To pass the time, I’m having a chat with Paul about his future plans. He’s graduating in a few months.

“I hate my majors,” he says, talking about Political Science and Public Policy. “They’re useless.”

“What’s wrong with them?” I already know what his answer will be, but his rants always entertain me.

“All of my classes are the same, and none of it’s practical. I can’t be a politician and I don’t want to be a lobbyist.”

“Could you have picked two worse majors, then?” I ask. Paul glares at me, then directs his visual venom at the tapmaster, who has yet to fill a single cup. Paul’s usually a happy drunk, but the prospect of what to do after college has him agitated.

“What about writing?” I ask, referring to his minor.

“I mean, the only time I feel like I’m learning something useful is in my writing classes.
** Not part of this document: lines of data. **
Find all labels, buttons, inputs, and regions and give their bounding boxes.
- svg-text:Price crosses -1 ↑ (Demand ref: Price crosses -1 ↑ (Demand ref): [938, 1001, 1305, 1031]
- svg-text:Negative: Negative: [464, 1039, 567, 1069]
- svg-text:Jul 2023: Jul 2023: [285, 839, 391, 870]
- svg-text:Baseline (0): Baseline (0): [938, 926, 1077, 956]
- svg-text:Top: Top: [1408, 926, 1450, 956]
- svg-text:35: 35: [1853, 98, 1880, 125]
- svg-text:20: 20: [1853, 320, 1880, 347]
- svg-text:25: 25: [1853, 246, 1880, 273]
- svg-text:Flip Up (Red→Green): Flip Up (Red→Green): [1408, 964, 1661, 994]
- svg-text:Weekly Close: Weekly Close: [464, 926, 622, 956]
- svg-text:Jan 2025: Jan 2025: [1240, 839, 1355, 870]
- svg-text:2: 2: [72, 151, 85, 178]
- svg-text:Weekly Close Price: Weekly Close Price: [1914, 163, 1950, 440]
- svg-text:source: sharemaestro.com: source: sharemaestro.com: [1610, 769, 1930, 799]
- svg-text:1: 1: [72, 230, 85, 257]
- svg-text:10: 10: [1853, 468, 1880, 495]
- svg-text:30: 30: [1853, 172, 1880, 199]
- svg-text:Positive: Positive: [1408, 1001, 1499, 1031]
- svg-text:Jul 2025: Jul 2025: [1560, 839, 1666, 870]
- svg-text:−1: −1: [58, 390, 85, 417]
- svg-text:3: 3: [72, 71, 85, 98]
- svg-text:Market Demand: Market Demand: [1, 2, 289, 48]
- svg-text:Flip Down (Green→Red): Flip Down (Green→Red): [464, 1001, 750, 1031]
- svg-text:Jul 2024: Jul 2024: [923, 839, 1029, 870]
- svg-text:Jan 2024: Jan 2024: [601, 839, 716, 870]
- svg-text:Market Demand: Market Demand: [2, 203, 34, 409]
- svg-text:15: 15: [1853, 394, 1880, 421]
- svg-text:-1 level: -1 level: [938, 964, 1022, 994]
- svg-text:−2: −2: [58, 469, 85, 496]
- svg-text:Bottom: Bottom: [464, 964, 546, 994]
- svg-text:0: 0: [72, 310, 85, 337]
But I’d probably need to go to grad school to go after that, and I’m tired of school.”

“Well, if you do grad school here, I’ll be around,” I say, referring to the extra year I need to graduate—I earned it by partying too much as a freshman. And a sophomore.  And a junior. It’s kind of a relief, actually; it puts off the real world for a bit longer. “We could keep doing this shit for another couple semesters,” I say. Paul’s not really listening, though, because the tap’s working again.

Part 6: Conversation at My House, 12:45 AM

The game’s almost over. We’re about to hit the toughest part, which is breaking the circle: If one of us draws a card and a patch of table shows between the two cards that were next to it, a full beer is the penalty.

We make conversation to delay the inevitable. Mark tells us about a scheme he’s working on to get out of KFC: A guy he knows is opening a new restaurant.

“And he wants me on as the head cook,” Mark says. “How you like them titties?”

“Awesome, man,” I say. I point at him with my pinkie and index fingers—my drunk point. “Awesome.” What’s not awesome goes unsaid: This is Mark’s third planned career change in as many years. The first two didn’t work. This one probably won’t, either.

Mark karate chops the cards and grabs a beer at the same time, so that it at least looks cool when he breaks the circle. While he chugs, Jay fills me in on his own plans.

“I’m leavin’ next month,” he says. I nod. The thought of basic training terrifies me.

“Good luck man. It’s rough over there.” I try to say something else but I’m too hammered to remember the phrase “troop surge.”

“I’m not too worried about it,” he says. “Beats stacking logs.”

“Still, dude … you should be careful.”

“I’ll be alright.” Jay’s morale has improved steadily since “One” ended. The five additional beer cans in front of him probably have something to do with it. “What are you gonna do after college?” he asks.

“Don’t know yet. Some kind of writing,” I say.

“Like novels, you mean?”

“No.” I break the circle and wince. “Those are too damn hard.” The beer I drain is even harder to deal with, and it feels like my stomach is full of sandbags. I’m counting cards at this point: There are twelve left, so we have four turns each. Maybe I can survive.

“I’m thinking TV writing, maybe,” I say. I pause and belch, hoping that I don’t waste beer by vomiting. “But it’s real fucking hard to break into that.”

“Even harder to break out of some things,” Mark says. He pokes his KFC hat disgustedly.

Mark’s work ethic is titanic, and there’s honor in holding most any job. Sometimes I wonder if his KFC disappointment is misplaced. But I feel distressed, too. It’s been the same conversation for three years, and none of it ever changes except for the schemes we talk about. Schemes that will supposedly lead to a defined direction. Three years and thousands of beers in, I still have no idea if I want to become a novelist, a TV writer, a journalist, or whatever the hell—I’m just louder when I voice my uncertainty. As for my two friends, they always have a new plan, one they know probably will never work out how they want but at least sounds interesting. I drink because I have no idea what to do with my life; Mark and Jay drink because it’s absolutely clear where their lives are going.

—–

I wrote this in 2010-11, and revised it in 2014. No character name is real.